Cette débâcle offre des enseignements précieux en matière de communication de crise. Que l’on soit une personnalité publique ou une entreprise, la mésaventure d’Arthur illustre ce qu’il ne faut pas faire lorsque des informations négatives circulent en ligne. Voici quelques leçons à retenir pour ne pas tomber dans le piège de l’effet Streisand :

  • Accepter qu’on ne contrôle pas internet : Mal conseillée, la première erreur d’Arthur a été de croire qu’une action judiciaire pourrait “effacer” une vidéo déjà largement partagée. Il est crucial de comprendre qu’une fois l’information divulguée sur le web, tenter de la supprimer par la force est souvent vain et contre-productif. Mieux vaut gérer la crise avec l’existence du contenu gênant, plutôt que d’alimenter sa diffusion en cherchant à le censurer.

  • Ne pas nier l’évidence et jouer la transparence : Plutôt que de chercher à faire taire la polémique internet, il est souvent préférable de l’affronter franchement et même avec humour. Dans le cas d’Arthur, reconnaître immédiatement que certaines images de ses émissions passées peuvent choquer, et exprimer son regret sincère, aurait pu désamorcer en partie la colère. En communication de crise, la transparence et l’humilité payent plus que le déni ou le silence forcé.

  • Prendre la parole soi-même, avec empathie : Se retrancher derrière des communiqués juridiques ou des avocats dont l’action juridique n’a aucune chance d’aboutir, n’est pas la bonne approche pour renouer avec l’opinion publique. Il est généralement attendu qu’un individu mis en cause s’exprime en son nom, avec empathie et explications à l’appui. Un message vidéo ou un post d’Arthur assumant la responsabilité de ces vieux dérapages, expliquant le contexte et affirmant que ces attitudes sont aujourd’hui inacceptables, aurait probablement mieux servi ses intérêts que la voie judiciaire.

  • Éviter la posture victimaire hors de propos : Se poser en victime d’une cabale en ligne peut facilement être perçu comme une diversion si, à la base, on est mis en cause pour un tort avéré. Dans le cas présent, mettre en avant le cyberharcèlement subit par Arthur – bien que réel et condamnable en soi – n’a pas répondu aux préoccupations légitimes soulevées par la vidéo.
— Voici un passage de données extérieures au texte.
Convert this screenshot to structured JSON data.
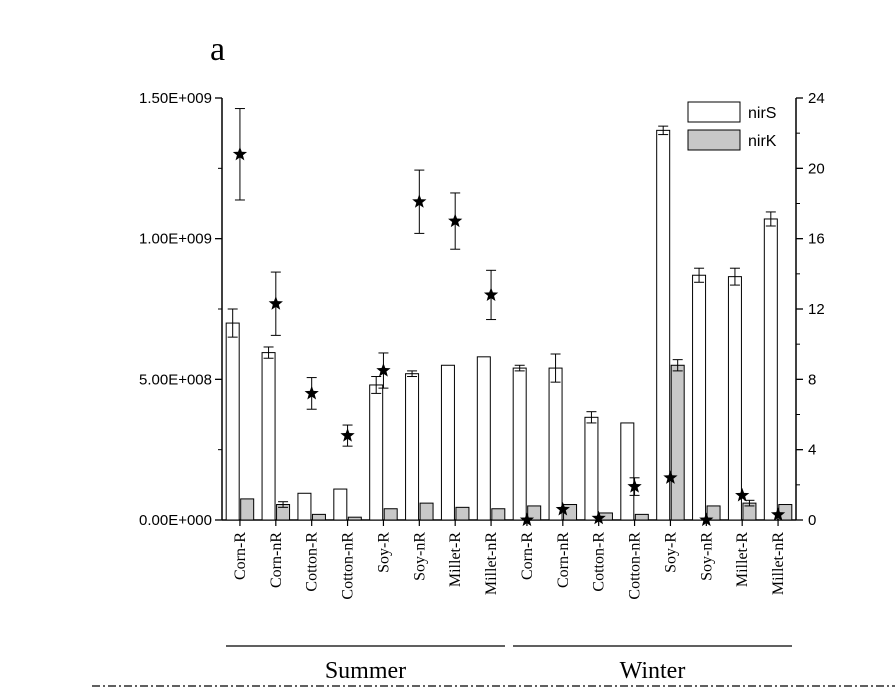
{
  "panel_label": "a",
  "chart_data": {
    "type": "bar",
    "categories": [
      "Corn-R",
      "Corn-nR",
      "Cotton-R",
      "Cotton-nR",
      "Soy-R",
      "Soy-nR",
      "Millet-R",
      "Millet-nR",
      "Corn-R",
      "Corn-nR",
      "Cotton-R",
      "Cotton-nR",
      "Soy-R",
      "Soy-nR",
      "Millet-R",
      "Millet-nR"
    ],
    "groups": [
      {
        "label": "Summer",
        "from": 0,
        "to": 7
      },
      {
        "label": "Winter",
        "from": 8,
        "to": 15
      }
    ],
    "series": [
      {
        "name": "nirS",
        "axis": "left",
        "color": "#ffffff",
        "values": [
          700000000.0,
          595000000.0,
          95000000.0,
          110000000.0,
          480000000.0,
          520000000.0,
          550000000.0,
          580000000.0,
          540000000.0,
          540000000.0,
          365000000.0,
          345000000.0,
          1385000000.0,
          870000000.0,
          865000000.0,
          1070000000.0
        ],
        "errors": [
          50000000.0,
          20000000.0,
          0,
          0,
          30000000.0,
          10000000.0,
          0,
          0,
          10000000.0,
          50000000.0,
          20000000.0,
          0,
          15000000.0,
          25000000.0,
          30000000.0,
          25000000.0
        ]
      },
      {
        "name": "nirK",
        "axis": "left",
        "color": "#c8c8c8",
        "values": [
          75000000.0,
          55000000.0,
          20000000.0,
          10000000.0,
          40000000.0,
          60000000.0,
          45000000.0,
          40000000.0,
          50000000.0,
          55000000.0,
          25000000.0,
          20000000.0,
          550000000.0,
          50000000.0,
          60000000.0,
          55000000.0
        ],
        "errors": [
          0,
          10000000.0,
          0,
          0,
          0,
          0,
          0,
          0,
          0,
          0,
          0,
          0,
          20000000.0,
          0,
          10000000.0,
          0
        ]
      },
      {
        "axis": "right",
        "marker": "star",
        "values": [
          20.8,
          12.3,
          7.2,
          4.8,
          8.5,
          18.1,
          17.0,
          12.8,
          0,
          0.6,
          0.1,
          1.9,
          2.4,
          0,
          1.4,
          0.3
        ],
        "errors": [
          2.6,
          1.8,
          0.9,
          0.6,
          1.0,
          1.8,
          1.6,
          1.4,
          0,
          0,
          0,
          0.5,
          0,
          0,
          0,
          0
        ]
      }
    ],
    "left_axis": {
      "ylim": [
        0,
        1500000000.0
      ],
      "ticks": [
        0,
        500000000.0,
        1000000000.0,
        1500000000.0
      ],
      "tick_labels": [
        "0.00E+000",
        "5.00E+008",
        "1.00E+009",
        "1.50E+009"
      ]
    },
    "right_axis": {
      "ylim": [
        0,
        24
      ],
      "ticks": [
        0,
        4,
        8,
        12,
        16,
        20,
        24
      ],
      "tick_labels": [
        "0",
        "4",
        "8",
        "12",
        "16",
        "20",
        "24"
      ]
    },
    "legend": {
      "position": "top-right",
      "entries": [
        "nirS",
        "nirK"
      ]
    }
  }
}
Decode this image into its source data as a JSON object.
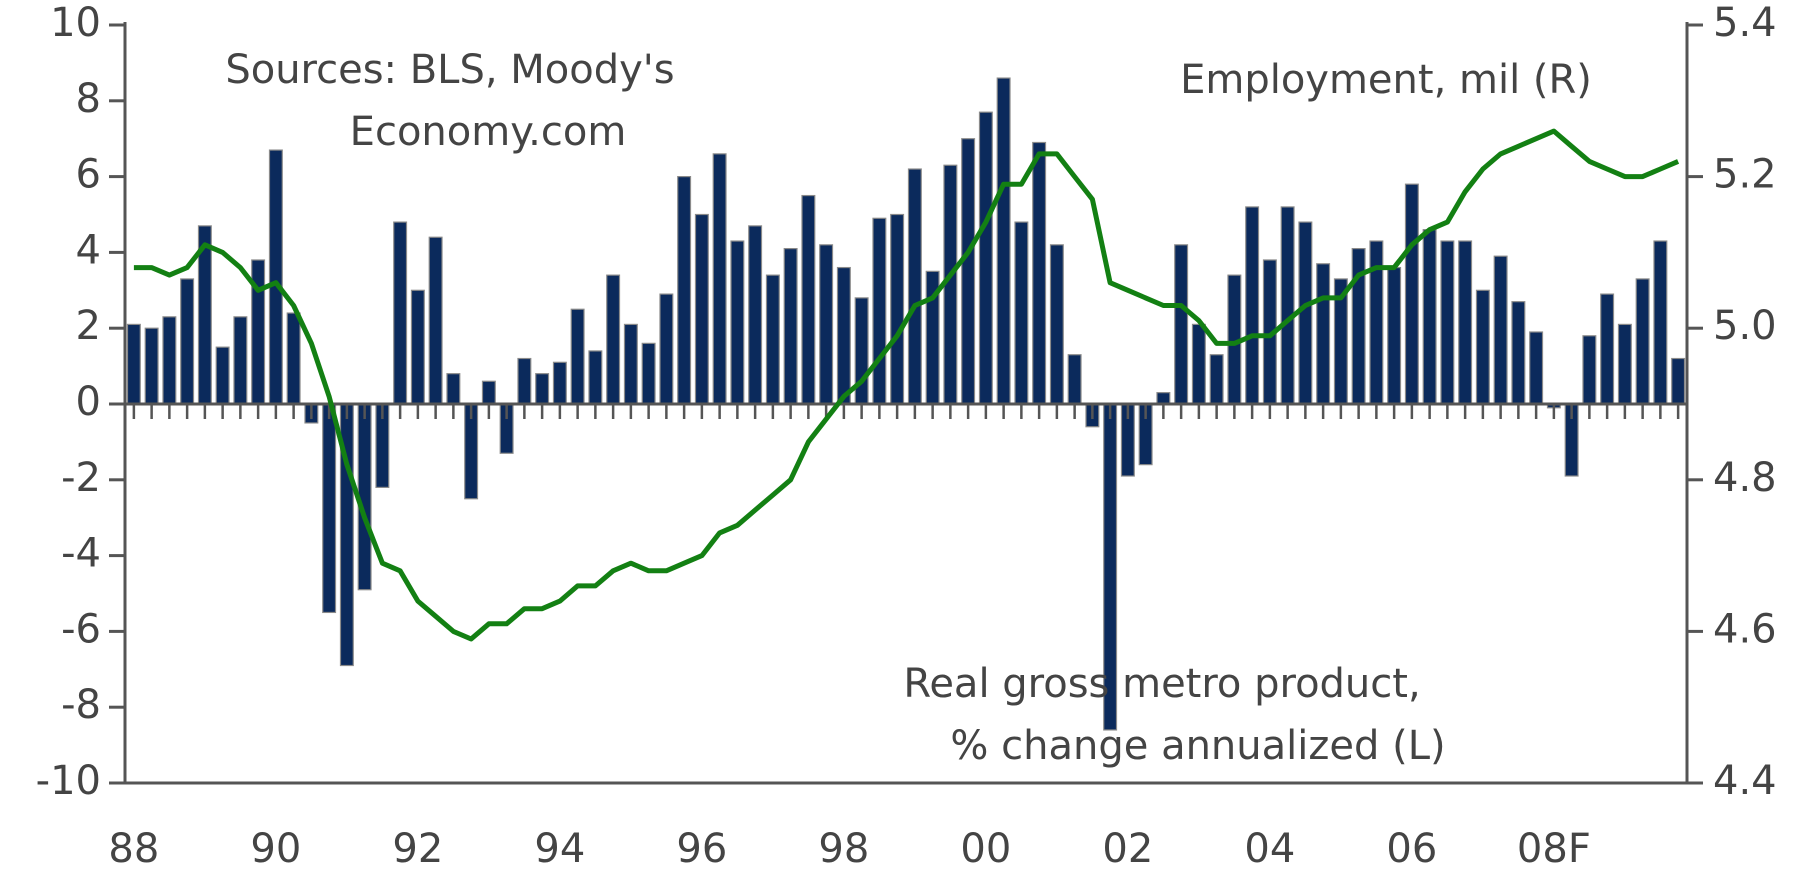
{
  "chart_data": {
    "type": "bar_line",
    "annotations": [
      [
        "Sources: BLS, Moody's",
        "Economy.com"
      ],
      [
        "Employment, mil (R)"
      ],
      [
        "Real gross metro product,",
        "% change annualized (L)"
      ]
    ],
    "categories": [
      "88",
      null,
      null,
      null,
      null,
      null,
      null,
      null,
      "90",
      null,
      null,
      null,
      null,
      null,
      null,
      null,
      "92",
      null,
      null,
      null,
      null,
      null,
      null,
      null,
      "94",
      null,
      null,
      null,
      null,
      null,
      null,
      null,
      "96",
      null,
      null,
      null,
      null,
      null,
      null,
      null,
      "98",
      null,
      null,
      null,
      null,
      null,
      null,
      null,
      "00",
      null,
      null,
      null,
      null,
      null,
      null,
      null,
      "02",
      null,
      null,
      null,
      null,
      null,
      null,
      null,
      "04",
      null,
      null,
      null,
      null,
      null,
      null,
      null,
      "06",
      null,
      null,
      null,
      null,
      null,
      null,
      null,
      "08F",
      null,
      null,
      null,
      null,
      null,
      null,
      null
    ],
    "series": [
      {
        "type": "bar",
        "color": "#0b2a5c",
        "values": [
          2.1,
          2.0,
          2.3,
          3.3,
          4.7,
          1.5,
          2.3,
          3.8,
          6.7,
          2.4,
          -0.5,
          -5.5,
          -6.9,
          -4.9,
          -2.2,
          4.8,
          3.0,
          4.4,
          0.8,
          -2.5,
          0.6,
          -1.3,
          1.2,
          0.8,
          1.1,
          2.5,
          1.4,
          3.4,
          2.1,
          1.6,
          2.9,
          6.0,
          5.0,
          6.6,
          4.3,
          4.7,
          3.4,
          4.1,
          5.5,
          4.2,
          3.6,
          2.8,
          4.9,
          5.0,
          6.2,
          3.5,
          6.3,
          7.0,
          7.7,
          8.6,
          4.8,
          6.9,
          4.2,
          1.3,
          -0.6,
          -8.6,
          -1.9,
          -1.6,
          0.3,
          4.2,
          2.1,
          1.3,
          3.4,
          5.2,
          3.8,
          5.2,
          4.8,
          3.7,
          3.3,
          4.1,
          4.3,
          3.6,
          5.8,
          4.6,
          4.3,
          4.3,
          3.0,
          3.9,
          2.7,
          1.9,
          -0.1,
          -1.9,
          1.8,
          2.9,
          2.1,
          3.3,
          4.3,
          1.2
        ]
      },
      {
        "type": "line",
        "axis": "y2",
        "color": "#138013",
        "values": [
          5.08,
          5.08,
          5.07,
          5.08,
          5.11,
          5.1,
          5.08,
          5.05,
          5.06,
          5.03,
          4.98,
          4.91,
          4.82,
          4.75,
          4.69,
          4.68,
          4.64,
          4.62,
          4.6,
          4.59,
          4.61,
          4.61,
          4.63,
          4.63,
          4.64,
          4.66,
          4.66,
          4.68,
          4.69,
          4.68,
          4.68,
          4.69,
          4.7,
          4.73,
          4.74,
          4.76,
          4.78,
          4.8,
          4.85,
          4.88,
          4.91,
          4.93,
          4.96,
          4.99,
          5.03,
          5.04,
          5.07,
          5.1,
          5.14,
          5.19,
          5.19,
          5.23,
          5.23,
          5.2,
          5.17,
          5.06,
          5.05,
          5.04,
          5.03,
          5.03,
          5.01,
          4.98,
          4.98,
          4.99,
          4.99,
          5.01,
          5.03,
          5.04,
          5.04,
          5.07,
          5.08,
          5.08,
          5.11,
          5.13,
          5.14,
          5.18,
          5.21,
          5.23,
          5.24,
          5.25,
          5.26,
          5.24,
          5.22,
          5.21,
          5.2,
          5.2,
          5.21,
          5.22
        ]
      }
    ],
    "ylim": [
      -10,
      10
    ],
    "yticks": [
      -10,
      -8,
      -6,
      -4,
      -2,
      0,
      2,
      4,
      6,
      8,
      10
    ],
    "y2lim": [
      4.4,
      5.4
    ],
    "y2ticks": [
      4.4,
      4.6,
      4.8,
      {
        "value": 5,
        "label": "5.0"
      },
      5.2,
      5.4
    ]
  }
}
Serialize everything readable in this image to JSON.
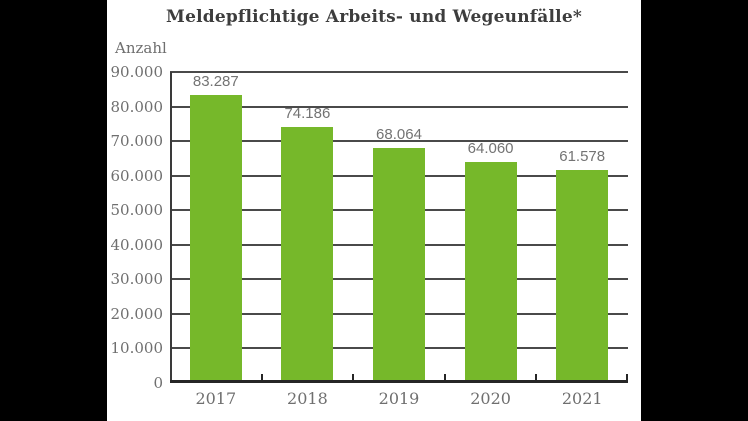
{
  "frame": {
    "pillarbox_color": "#000000",
    "panel_background": "#ffffff"
  },
  "chart_data": {
    "type": "bar",
    "title": "Meldepflichtige Arbeits- und Wegeunfälle*",
    "ylabel": "Anzahl",
    "xlabel": "",
    "categories": [
      "2017",
      "2018",
      "2019",
      "2020",
      "2021"
    ],
    "values": [
      83287,
      74186,
      68064,
      64060,
      61578
    ],
    "value_labels": [
      "83.287",
      "74.186",
      "68.064",
      "64.060",
      "61.578"
    ],
    "series_name": "Meldepflichtige Arbeits- und Wegeunfälle",
    "ylim": [
      0,
      90000
    ],
    "y_ticks": [
      {
        "value": 0,
        "label": "0"
      },
      {
        "value": 10000,
        "label": "10.000"
      },
      {
        "value": 20000,
        "label": "20.000"
      },
      {
        "value": 30000,
        "label": "30.000"
      },
      {
        "value": 40000,
        "label": "40.000"
      },
      {
        "value": 50000,
        "label": "50.000"
      },
      {
        "value": 60000,
        "label": "60.000"
      },
      {
        "value": 70000,
        "label": "70.000"
      },
      {
        "value": 80000,
        "label": "80.000"
      },
      {
        "value": 90000,
        "label": "90.000"
      }
    ],
    "grid": true,
    "legend": "none",
    "colors": {
      "bar": "#76b82a",
      "gridline": "#4a4a4a",
      "axis": "#262626",
      "title": "#3d3d3d",
      "labels": "#6f6f6f",
      "value_labels": "#737373"
    }
  }
}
En communication de crise, il faut d’abord adresser le cœur du problème (ici, les comportements sexistes montrés) avant d’évoquer d’autres torts subis, au risque sinon de passer pour quelqu’un qui esquive ses responsabilités.

  • Anticiper l’effet Streisand : Toute tentative de censure ayant de fortes chances d’être ébruitée, il convient d’en peser le pour et le contre avec soin. Parfois, laisser une information suivre son cours (tout en la commentant de manière maîtrisée) cause moins de dégâts que de la combattre frontalement. Avant d’agir, il faut mesurer l’impact potentiel qu’aura l’action entreprise sur la diffusion de l’information. Dans le doute, privilégier des solutions de communication (droit de réponse, explication, contextualisation) plutôt que judiciaires peut éviter d’enflammer la situation.

En définitive, la mauvaise gestion de crise de cette affaire par Arthur rappelle que la communication de crise doit être guidée par la transparence, la responsabilisation et la mesure. Chercher à faire disparaître une vérité qui dérange revient souvent à lui donner un mégaphone. À l’heure des réseaux sociaux tout-puissants, vouloir censurer un contenu polémique, c’est risquer de le voir devenir viral. Arthur a illustré bien malgré lui ce paradoxe de l’effet Streisand​. Gageons que cette leçon servira à d’autres : en temps de crise, mieux vaut affronter la réalité, aussi désagréable soit-elle, que de jouer à cache-cache avec l’info au risque de la voir vous échapper complètement.